Hidden Markov models (HMMs) have wide application “since they emerged as the key technology for speech recognition.” This text provides an introduction to HMMs for the dynamical systems community.
The book is organized into six chapters. Chapter 1 introduces state-space models and discrete HMMs, with suitable examples. Chapter 2 presents basic algorithms: forward, backward, Viterbi, Baum-Welch, and expectation-maximization (EM), for fitting and using the probability distributions when both the possible states and the set of possible observations are discrete.
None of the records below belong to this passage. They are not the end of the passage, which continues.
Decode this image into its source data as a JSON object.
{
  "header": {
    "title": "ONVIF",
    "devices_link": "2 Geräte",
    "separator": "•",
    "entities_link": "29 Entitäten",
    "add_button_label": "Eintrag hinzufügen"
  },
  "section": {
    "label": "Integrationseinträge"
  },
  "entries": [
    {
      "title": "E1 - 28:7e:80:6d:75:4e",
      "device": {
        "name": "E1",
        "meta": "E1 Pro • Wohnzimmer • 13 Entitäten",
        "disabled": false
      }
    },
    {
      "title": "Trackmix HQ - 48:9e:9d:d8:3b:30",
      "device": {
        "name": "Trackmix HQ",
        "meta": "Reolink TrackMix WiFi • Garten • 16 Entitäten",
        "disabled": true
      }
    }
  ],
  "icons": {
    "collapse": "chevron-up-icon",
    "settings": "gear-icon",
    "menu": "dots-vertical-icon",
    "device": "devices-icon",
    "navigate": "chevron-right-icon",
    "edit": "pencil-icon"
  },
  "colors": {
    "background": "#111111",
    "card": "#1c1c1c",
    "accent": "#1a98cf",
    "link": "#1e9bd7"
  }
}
Chapter 3 describes some model families with Gaussian observations using a novel regularization approach. In chapter 4, the forward and backward algorithms are presented concisely for continuous states and observations using Kalman filters. Chapter 5 fits models to data from chaotic dynamical systems using Lyapunov exponent calculations. Chapter 6 describes the algorithm for decoding sequences of classification and presents an application to experimental measurements of electrocardiograms.
An undergraduate background in engineering, mathematics, or science that includes work in probability, linear algebra, and differential equations is a prerequisite for the book. The book presents algorithms for using HMMs and explains the derivation of those algorithms. Although algorithms are given in pseudocode in the text, a working implementation is available on the accompanying Web site (http://www.siam.org/books/ot107/). This text provides essential introductory material, as well as the theory behind basic algorithms, so that the readers can use it as a guide to developing their own variants.
This well-organized book will certainly be a valuable enhancement to the existing literature. Every chapter contains all needed definitions and formulas, with deep discussions of their meanings, proofs, and examples. Bravo to Fraser for writing a truly fine book that is really needed in this area. I strongly recommend this book to those who want to appreciate the interplay between HMMs and dynamical systems.